Ownership rights in 'improvements'

Written on the 1st of December 2009 by Dr Joanne Redburn and Kerrin Anderson

As a general rule, an organisation entering into a collaborative agreement will always assert and maintain ownership of its background IP (‘Background IP’) that it brings to the collaboration. It is also becoming common that the organisation asserts ownership of any improvement in the Background IP that arises out of the results of the collaboration. So the question arises: what differentiates an improvement in Background IP from the other intellectual property created for the purposes of the collaboration?

In patent law some guidance can be ascertained from the IP Australia guidelines and judicial interpretation of the term in relation to patents of addition.

To determine if an application for a patent of addition is an improvement in the main invention, a comparison between the novel contribution of the main invention and the specification made to that novel contribution under the application is made. If the application involves a minor variation, whether by addition, omission or alteration, to secure a better performance, whilst retaining the essential characteristic of the original invention then there is an improvement of the main invention and thus suitable for a patent of addition.

The Supreme Court of New South Wales in Fermiscan v James [2009] NSWSC 546 was required to consider whether a patented process using x-ray diffraction of samples of human nail and skin was an improvement of the earlier patented process using x-ray diffraction of human hair samples to screen for breast cancer.
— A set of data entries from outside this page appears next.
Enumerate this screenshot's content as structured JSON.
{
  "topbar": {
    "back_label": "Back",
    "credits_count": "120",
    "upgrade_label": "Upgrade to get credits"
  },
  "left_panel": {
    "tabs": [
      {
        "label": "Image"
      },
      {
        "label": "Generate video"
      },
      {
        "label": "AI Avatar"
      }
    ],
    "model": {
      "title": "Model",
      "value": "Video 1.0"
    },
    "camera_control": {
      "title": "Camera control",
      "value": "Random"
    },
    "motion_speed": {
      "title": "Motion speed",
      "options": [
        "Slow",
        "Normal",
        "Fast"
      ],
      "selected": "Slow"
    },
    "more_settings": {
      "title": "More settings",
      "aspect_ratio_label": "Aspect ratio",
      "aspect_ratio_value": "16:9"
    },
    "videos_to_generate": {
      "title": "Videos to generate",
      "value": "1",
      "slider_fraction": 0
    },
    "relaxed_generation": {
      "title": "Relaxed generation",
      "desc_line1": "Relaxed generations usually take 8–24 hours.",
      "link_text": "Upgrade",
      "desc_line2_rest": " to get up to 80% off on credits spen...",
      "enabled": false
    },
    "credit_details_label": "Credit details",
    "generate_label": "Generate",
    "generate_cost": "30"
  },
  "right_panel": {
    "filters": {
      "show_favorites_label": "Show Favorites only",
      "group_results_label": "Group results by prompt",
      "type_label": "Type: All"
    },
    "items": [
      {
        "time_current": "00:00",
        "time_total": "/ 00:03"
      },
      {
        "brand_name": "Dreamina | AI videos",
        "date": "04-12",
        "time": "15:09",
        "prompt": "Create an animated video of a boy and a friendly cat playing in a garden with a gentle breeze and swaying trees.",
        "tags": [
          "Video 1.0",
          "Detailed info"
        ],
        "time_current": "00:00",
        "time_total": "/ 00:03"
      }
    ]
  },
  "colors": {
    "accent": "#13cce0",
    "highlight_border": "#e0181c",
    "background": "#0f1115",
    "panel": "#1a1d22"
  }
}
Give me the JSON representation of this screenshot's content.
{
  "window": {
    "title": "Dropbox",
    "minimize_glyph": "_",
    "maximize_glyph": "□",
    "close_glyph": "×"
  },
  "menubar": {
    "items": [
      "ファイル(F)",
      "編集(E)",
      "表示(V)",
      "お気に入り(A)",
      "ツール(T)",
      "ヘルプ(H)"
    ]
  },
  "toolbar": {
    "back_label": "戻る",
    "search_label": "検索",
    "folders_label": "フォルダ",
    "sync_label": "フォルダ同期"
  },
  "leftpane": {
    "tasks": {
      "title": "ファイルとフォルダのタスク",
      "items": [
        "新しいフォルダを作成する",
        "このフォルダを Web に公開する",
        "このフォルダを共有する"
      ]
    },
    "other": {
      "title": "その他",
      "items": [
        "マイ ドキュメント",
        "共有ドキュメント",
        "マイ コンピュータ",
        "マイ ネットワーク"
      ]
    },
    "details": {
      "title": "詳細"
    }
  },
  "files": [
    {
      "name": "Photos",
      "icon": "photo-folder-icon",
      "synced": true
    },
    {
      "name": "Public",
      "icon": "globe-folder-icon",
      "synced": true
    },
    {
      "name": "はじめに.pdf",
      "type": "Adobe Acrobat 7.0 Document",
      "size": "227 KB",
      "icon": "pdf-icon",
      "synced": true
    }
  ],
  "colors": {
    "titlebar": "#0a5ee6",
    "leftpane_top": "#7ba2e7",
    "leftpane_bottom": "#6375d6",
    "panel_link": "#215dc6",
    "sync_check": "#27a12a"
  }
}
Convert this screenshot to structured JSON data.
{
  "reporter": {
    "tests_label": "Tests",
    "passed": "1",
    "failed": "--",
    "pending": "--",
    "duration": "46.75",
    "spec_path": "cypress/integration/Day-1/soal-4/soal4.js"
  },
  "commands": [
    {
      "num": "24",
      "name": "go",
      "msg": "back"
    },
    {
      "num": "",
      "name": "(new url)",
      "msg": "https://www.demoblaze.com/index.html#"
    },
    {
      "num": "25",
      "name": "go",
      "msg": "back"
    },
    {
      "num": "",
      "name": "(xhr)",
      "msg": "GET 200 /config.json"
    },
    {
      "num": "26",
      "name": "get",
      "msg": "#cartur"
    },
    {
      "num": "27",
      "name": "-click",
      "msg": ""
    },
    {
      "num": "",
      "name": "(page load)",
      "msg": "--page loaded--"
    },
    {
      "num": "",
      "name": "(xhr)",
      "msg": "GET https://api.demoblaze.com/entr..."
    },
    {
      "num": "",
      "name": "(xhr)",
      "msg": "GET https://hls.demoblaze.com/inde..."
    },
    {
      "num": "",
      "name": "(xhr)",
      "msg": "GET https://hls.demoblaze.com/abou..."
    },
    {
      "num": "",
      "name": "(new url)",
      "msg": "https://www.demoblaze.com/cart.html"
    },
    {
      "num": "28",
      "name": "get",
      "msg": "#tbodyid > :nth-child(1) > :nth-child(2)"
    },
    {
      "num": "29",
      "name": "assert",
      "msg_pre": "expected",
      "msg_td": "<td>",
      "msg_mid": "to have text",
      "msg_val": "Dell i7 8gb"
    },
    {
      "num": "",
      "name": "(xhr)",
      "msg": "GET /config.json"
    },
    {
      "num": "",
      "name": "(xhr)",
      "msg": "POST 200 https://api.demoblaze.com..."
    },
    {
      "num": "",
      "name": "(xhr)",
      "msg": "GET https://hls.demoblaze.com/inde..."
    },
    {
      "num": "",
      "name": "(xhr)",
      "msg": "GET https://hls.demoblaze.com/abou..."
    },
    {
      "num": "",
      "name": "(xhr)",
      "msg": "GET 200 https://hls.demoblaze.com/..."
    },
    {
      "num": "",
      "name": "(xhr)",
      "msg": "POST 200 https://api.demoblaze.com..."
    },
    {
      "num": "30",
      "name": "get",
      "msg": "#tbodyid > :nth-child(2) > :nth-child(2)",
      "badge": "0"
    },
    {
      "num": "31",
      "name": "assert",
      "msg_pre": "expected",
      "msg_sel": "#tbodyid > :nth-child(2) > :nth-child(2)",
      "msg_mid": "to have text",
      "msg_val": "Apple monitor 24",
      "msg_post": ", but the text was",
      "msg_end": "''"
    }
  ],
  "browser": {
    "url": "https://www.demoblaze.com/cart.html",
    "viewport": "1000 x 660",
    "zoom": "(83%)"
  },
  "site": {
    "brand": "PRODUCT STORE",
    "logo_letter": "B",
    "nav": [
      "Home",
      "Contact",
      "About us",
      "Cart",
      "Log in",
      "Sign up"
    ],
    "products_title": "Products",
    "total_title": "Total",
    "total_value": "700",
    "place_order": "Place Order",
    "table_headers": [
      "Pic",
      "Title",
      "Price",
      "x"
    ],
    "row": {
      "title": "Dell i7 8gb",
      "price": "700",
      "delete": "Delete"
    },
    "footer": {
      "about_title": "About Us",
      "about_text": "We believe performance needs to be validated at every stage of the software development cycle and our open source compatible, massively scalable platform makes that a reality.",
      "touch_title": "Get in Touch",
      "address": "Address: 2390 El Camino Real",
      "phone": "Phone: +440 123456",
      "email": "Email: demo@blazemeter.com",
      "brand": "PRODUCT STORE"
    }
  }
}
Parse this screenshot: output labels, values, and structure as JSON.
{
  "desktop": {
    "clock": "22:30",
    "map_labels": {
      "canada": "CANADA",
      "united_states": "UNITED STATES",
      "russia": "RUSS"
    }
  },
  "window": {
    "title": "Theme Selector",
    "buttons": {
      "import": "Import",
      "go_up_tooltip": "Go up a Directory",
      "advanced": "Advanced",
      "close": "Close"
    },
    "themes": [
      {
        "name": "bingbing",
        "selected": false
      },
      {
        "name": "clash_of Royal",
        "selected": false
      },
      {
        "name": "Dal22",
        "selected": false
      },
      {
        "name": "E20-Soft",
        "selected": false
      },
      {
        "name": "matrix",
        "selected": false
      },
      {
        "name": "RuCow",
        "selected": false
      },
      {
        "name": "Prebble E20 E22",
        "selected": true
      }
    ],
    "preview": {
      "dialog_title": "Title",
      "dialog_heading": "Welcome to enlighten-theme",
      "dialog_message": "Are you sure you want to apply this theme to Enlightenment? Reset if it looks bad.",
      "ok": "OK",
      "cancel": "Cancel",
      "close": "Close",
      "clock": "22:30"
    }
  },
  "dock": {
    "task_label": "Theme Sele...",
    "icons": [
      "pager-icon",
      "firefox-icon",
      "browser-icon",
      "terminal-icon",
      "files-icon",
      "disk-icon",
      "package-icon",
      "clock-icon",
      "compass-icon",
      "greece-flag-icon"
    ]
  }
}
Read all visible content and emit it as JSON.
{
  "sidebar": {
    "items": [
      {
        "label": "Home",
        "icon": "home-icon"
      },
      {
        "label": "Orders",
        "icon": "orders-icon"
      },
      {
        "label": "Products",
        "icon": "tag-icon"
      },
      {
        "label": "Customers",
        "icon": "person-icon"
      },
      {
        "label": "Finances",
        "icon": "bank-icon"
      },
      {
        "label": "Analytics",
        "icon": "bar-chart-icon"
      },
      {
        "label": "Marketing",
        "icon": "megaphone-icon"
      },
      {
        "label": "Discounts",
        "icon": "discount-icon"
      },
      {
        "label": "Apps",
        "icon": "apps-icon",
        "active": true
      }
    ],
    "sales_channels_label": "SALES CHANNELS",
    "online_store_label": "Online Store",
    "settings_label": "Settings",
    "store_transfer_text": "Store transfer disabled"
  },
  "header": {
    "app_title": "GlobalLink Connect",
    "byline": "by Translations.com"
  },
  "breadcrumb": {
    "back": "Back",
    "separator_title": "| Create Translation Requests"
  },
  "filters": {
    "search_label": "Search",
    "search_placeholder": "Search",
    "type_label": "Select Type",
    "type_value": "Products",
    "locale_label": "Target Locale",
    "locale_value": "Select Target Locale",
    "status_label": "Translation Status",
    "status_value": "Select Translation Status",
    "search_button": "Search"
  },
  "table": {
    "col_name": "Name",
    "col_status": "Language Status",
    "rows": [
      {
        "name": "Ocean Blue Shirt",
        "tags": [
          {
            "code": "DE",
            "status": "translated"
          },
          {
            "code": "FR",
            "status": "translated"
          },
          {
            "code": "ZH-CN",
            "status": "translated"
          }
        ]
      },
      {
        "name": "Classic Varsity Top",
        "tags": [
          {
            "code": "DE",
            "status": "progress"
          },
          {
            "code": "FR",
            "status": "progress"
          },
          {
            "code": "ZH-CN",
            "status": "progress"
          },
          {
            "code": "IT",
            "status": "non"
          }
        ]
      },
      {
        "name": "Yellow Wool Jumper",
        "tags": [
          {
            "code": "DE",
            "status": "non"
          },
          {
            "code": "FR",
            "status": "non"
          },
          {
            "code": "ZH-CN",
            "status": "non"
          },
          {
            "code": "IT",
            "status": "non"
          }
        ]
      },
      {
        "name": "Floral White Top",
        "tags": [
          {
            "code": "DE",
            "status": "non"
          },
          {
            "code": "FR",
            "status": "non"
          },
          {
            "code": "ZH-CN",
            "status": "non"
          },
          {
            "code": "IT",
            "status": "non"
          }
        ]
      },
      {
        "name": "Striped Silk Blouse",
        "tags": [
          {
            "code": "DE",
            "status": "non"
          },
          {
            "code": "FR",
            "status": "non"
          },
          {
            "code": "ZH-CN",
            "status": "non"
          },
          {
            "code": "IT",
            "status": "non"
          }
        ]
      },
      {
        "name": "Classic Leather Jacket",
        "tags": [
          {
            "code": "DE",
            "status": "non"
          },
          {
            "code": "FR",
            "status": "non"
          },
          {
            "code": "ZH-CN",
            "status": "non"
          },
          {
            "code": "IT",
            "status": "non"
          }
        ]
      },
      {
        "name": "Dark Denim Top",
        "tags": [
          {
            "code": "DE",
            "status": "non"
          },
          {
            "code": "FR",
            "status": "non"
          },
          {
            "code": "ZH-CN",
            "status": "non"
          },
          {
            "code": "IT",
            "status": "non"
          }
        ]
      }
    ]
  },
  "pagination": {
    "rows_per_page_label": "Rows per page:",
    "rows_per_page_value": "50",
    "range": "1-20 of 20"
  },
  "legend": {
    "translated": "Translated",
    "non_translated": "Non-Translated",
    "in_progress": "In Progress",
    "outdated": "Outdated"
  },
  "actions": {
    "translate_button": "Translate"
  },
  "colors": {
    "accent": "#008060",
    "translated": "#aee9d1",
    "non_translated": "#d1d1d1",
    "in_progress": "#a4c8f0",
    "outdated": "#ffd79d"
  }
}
Justice McDougall considered that the latter patent, x-ray diffraction of human nail and skin, could only be something designed to improve the performance, or broaden the applicability of, the earlier patent, if the earlier patent could be construed as extending from human hair to all biological material, and thus human nail and skin. It was reasoned that as a matter of construction, the subject matter of the invention of the earlier patent was limited to human hair and did not extend to all biological material.

In interpreting the term ‘improvement’, guidance was gleaned from the definition of ‘enhancement’ in the Australian Oxford Dictionary which means: ‘a heightening or intensification or improvement of something already in existence.’ Justice McDougall concluded that it was difficult to see how a wholly new process could be an enhancement of the subject matter (that is, the human hair) of the earlier invention, unless that subject matter was defined in extremely wide terms. In effect, the subject matter of the earlier invention would have to be defined as the detection of breast cancer not just by the x-ray diffraction of hair, or biological material generally, but by any means whatsoever.

Outside of patent law, there is little or no guidance as to what constitutes an improvement for other types of IP. This can be a particular issue, for instance, in relation to improvements in software. If you keep developing updates or increasing functionality of software at what point does the software cease to be an improved version of the original software and become a new version?

Leaving uncertainty around what constitutes an ‘improvement’ increases the potential for disputes. Further, if you are unable to ascertain what is an improvement and what is new IP it can result in none of the developed IP being used by any party. Defining as precisely as possible what constitutes an ‘improvement’ with the definition tailored to the specific type of IP the subject matter of the contract is therefore critical.